Hired by a wealthy Chinese family to teach piano to their 10-year-old daughter, Claire proves to be a discerning kleptomaniac. What begins as an “accident” – a valuable porcelain rabbit unintentionally gets knocked into her large bag – ends in theft when she takes the treasure without any further deliberation.
By the next month, Claire has squirreled away “more than thirty costly necklaces, scarves, ornaments, perfume bottles.” The more Claire poaches, the more she literally steals into a closed Hong Kong society she does not yet understand.
Roll back 11 years to June 1941: Lee’s signature shorthand – “forbidden fizzy drinks,” a “fraying but still belligerent peacock,” “chattering people in jackets and silky dresses” – captures the privileged life of Hong Kong’s elite just months before the Japanese invasion in December 1941.
Another newcomer has arrived – Will Truesdale, a Tasmanian-born Scot who’s landed east via India. Yet another party is on and Trudy Liang, a mixed-race Chinese/Portuguese heiress who effortlessly emanates sparkling energy, immediately claims him: “‘Finally, someone new! We can tell right away, you know.’”
Later, she warns him, “‘I hope I don’t destroy you.’”
Cut forward to 1952 when Claire meets an older, distant Will – who now walks with a limp – at another of Hong Kong’s signature soirees where newcomers are given a chance to ingratiate themselves into the ruling fold. “‘You shouldn’t lose ... that quality of seeing everything new,’” Will tells Claire just before they embark on an inevitable affair. “‘You could be different. You should take the opportunity to become something else.’”
Seamlessly, Lee directs the reader through both affairs, splicing back and forth between two different stories just over a decade apart. Trudy and Will are a glittering pairing of playfulness and adoration. But their laughter is short-lived when the war suffocates Hong Kong practically overnight.
Its global citizens are trapped in prison camps. Will is herded in, Trudy is allowed to stay out. Both are controlled by ruthless Japanese captors.
How each will survive the atrocities becomes both a personal choice and a lovers’ battle.
Postwar, Hong Kong quickly reclaims its tightly stratified shell. Survival has come at inexplicable costs. But secrets can’t be silenced forever, especially when the government is finally demanding answers to lost questions.
Now, because she’s there, because she’s there with Will, Claire cannot help becoming implicated.

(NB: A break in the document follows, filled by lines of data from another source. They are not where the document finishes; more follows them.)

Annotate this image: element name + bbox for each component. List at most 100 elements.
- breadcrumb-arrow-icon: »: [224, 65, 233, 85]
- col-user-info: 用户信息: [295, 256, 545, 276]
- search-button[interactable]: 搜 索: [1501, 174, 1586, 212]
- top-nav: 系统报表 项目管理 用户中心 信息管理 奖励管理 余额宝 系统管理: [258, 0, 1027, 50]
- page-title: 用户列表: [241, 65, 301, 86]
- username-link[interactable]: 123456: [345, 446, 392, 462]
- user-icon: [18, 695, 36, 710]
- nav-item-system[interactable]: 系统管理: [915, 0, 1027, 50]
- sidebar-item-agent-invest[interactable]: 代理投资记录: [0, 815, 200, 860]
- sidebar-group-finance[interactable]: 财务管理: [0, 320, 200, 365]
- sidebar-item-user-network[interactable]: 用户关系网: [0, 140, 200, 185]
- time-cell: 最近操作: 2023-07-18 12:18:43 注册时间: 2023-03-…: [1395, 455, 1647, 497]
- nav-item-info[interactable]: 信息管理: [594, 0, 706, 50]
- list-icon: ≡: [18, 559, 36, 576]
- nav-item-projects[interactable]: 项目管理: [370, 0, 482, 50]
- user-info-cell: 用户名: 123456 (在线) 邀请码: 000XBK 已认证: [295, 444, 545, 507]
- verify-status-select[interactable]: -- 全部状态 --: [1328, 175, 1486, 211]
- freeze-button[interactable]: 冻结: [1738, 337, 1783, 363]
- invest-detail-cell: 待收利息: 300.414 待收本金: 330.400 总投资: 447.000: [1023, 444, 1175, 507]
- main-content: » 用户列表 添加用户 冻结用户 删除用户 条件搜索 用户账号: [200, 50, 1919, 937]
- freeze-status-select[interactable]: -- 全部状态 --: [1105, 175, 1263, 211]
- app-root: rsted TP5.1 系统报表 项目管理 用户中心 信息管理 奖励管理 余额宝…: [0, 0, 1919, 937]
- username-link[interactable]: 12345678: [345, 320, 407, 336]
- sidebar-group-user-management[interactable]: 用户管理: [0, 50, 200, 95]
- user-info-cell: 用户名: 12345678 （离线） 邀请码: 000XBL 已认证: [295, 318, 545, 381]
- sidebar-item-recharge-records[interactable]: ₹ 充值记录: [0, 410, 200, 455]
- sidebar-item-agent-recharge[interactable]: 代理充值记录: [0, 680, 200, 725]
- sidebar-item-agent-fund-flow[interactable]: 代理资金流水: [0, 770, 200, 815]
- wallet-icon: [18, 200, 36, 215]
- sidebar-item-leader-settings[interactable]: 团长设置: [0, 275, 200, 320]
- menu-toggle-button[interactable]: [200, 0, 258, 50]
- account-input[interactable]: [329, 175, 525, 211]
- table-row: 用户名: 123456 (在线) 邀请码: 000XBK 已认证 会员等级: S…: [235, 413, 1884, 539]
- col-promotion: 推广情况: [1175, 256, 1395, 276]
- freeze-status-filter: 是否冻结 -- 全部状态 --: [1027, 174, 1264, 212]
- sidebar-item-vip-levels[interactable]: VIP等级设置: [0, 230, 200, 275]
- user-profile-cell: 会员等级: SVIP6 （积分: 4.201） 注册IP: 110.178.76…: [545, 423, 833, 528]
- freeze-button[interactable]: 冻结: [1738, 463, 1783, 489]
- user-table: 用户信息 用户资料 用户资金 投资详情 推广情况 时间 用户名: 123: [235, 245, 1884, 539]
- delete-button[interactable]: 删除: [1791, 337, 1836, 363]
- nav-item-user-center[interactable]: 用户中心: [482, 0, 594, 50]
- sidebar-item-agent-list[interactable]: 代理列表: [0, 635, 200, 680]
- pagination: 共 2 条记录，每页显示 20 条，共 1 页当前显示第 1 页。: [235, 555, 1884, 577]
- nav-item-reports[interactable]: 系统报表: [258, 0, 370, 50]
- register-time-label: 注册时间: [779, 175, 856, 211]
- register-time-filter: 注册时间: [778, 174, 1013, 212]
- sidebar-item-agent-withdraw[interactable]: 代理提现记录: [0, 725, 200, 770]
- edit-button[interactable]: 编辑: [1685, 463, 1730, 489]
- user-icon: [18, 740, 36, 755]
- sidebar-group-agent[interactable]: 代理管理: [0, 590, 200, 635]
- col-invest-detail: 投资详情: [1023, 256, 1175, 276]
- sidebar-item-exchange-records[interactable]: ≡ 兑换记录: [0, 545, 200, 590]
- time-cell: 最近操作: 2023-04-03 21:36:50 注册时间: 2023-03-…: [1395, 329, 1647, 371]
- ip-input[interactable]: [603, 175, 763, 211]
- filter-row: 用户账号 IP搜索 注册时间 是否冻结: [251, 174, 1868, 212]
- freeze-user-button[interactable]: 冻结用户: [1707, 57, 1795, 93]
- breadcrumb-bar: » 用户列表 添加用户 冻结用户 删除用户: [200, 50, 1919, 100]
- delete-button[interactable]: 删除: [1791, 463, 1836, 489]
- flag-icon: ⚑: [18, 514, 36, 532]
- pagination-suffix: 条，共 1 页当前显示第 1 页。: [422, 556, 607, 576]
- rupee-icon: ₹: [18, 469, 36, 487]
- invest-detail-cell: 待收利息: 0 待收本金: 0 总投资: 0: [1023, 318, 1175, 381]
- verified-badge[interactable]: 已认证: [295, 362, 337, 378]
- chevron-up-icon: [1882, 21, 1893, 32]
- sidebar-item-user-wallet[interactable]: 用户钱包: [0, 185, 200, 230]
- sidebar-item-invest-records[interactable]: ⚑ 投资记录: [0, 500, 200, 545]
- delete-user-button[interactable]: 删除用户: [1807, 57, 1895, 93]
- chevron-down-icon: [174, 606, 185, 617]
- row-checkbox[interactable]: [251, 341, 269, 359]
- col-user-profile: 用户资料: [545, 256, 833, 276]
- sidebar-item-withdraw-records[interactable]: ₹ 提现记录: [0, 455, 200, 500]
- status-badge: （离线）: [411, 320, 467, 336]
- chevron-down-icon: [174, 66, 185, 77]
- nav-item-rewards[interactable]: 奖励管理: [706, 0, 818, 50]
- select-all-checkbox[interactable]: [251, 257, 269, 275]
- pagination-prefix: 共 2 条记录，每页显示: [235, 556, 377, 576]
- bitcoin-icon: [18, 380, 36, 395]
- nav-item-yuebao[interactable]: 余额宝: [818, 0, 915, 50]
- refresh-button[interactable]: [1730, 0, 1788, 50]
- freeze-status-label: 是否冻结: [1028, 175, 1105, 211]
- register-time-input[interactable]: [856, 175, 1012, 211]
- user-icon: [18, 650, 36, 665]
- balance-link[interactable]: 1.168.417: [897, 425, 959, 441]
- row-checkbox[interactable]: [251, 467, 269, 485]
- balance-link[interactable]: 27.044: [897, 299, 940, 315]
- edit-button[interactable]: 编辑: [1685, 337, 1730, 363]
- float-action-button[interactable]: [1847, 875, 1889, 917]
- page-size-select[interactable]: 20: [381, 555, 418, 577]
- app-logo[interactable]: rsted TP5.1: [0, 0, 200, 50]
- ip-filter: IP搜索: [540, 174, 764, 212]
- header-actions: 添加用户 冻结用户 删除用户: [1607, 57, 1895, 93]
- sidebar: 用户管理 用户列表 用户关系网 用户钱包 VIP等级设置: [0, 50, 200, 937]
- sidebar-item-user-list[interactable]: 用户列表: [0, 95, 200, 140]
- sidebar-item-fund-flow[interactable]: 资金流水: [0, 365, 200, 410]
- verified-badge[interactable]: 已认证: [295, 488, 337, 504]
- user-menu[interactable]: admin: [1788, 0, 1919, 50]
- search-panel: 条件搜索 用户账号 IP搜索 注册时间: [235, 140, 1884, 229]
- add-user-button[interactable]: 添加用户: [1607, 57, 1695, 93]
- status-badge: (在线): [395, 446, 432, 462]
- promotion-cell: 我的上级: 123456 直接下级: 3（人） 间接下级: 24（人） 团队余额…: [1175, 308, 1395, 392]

Lee makes a well-calculated decision to reveal most of the earlier affair in present tense – adding greater urgency to the imminent war and the brutality it delivers. The postwar chapters, recalled in past tense, seem almost languidly unrushed. Toward the end of the book, as secrets tumble out, Lee purposefully plays with time and tense, adding an almost breathless quality as crumbling facades once hidden in brocade, taffeta and “guipure lace” reveal dire betrayals and heartbreaking revelations.
Despite a few errant details – the sheltered child of a privileged 1950s Hong Kong family would hardly mutter “dunno” to a teacher she’s just met; Claire and the Hong Kong doyenne have “afternoon tea” with scones and jam, not “high tea” which would mean noshing on meat and eggs – Lee has simply written a gorgeous epic.
And those haunting images of Trudy, Will, and the thieving piano teacher? Mark my words: Their celluloid versions should be coming soon to a theater near you!
Terry Hong is media arts consultant at the Smithsonian Asian Pacific American Program.